E não é que o pobre homem, um modelo de boa educação e de terror infindo, desatou mesmo a relatar-lhe as complexidades das leis da penhora em inglês? É. E que a minha mãe, insatisfeita com a proficiência do pobre homem na língua de Byron, se põe a corrigir cada erro, como se fosse ela, e não ele, a dar a explicação?
Foi bonito de se ver, sim senhor, e não pouco me consolou, não senhora.
Tendo registado tudo o que de mais atraente havia em nossa casa, sempre atribuindo valores insultuosamente baixos (deve ser «consumer paradise» escolher o que se quer e poder fixar o preço que apetece pagar), preparavam-se já para começar a carregar a camioneta.
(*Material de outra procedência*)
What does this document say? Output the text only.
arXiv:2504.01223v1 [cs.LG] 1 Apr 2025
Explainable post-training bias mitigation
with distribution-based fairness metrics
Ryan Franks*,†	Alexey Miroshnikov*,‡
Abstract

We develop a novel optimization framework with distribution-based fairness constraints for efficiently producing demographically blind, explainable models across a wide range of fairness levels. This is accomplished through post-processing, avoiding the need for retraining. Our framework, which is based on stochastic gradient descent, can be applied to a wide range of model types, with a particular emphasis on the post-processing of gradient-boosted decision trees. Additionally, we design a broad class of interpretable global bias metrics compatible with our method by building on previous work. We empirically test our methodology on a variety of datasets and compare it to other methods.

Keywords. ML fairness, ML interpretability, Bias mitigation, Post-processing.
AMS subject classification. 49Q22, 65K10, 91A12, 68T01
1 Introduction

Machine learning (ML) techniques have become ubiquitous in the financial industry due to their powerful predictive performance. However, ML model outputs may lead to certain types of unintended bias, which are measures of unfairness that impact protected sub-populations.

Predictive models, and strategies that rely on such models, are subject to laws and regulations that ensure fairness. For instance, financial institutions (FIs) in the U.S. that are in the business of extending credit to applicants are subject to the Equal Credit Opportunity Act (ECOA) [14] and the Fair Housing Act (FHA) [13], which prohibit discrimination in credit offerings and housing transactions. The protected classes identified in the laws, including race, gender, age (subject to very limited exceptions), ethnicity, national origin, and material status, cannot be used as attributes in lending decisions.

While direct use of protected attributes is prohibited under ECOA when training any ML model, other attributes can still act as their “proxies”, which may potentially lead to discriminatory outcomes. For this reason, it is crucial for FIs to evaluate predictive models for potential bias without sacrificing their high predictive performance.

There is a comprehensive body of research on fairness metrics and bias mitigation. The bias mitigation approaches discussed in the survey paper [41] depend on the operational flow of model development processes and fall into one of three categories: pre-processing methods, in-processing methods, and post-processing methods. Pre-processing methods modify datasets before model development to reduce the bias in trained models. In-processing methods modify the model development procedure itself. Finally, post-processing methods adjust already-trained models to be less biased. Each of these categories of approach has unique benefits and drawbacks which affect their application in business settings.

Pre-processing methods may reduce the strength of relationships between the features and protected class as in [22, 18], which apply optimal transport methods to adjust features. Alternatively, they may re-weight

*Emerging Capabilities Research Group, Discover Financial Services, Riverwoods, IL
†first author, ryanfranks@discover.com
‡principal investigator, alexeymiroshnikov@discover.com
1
A memória recente da minha figura orates, gritando «Levem tudo! Tomem mais isto! Há cerveja estrangeira no frigorífico! Querem que eu dispa já estas calças de ganga?», ainda pairava no ar. A minha mãe, habituada a estes números, pediu-me para ir fazer um gin-tónico e vir aqui para o meu escritório ler um livro ou qualquer coisa. Eu, intransigente, fui. E ela lá aceitou pagar a dívida fictícia, por julgar que saía muito mais barato do que estar a comprar tudo outra vez.
Quando finalmente emergi do escritório, duas horas e três gin-tónicos mais tarde, já se tinham ido todos embora. Tinha permanecido tudo – até os sacanas dos gatos, esticados em coma, exaustos depois de tanta agitação e incerteza perante o futuro.
Não me venham por isso dizer que não é desgraça ser pobre; não me façam uma coisa dessas; porque é. Não tem graça nenhuma sabermos que as nossas coisinhas afinal não nos pertencem e que, se ainda aqui estão, é em exposição, devidamente mantidas, à espera dos próximos garagistas que por aqui aparecerem à procura de umas pechinchas e de uma visita guiada à casa de um pobre escritor desgraçado.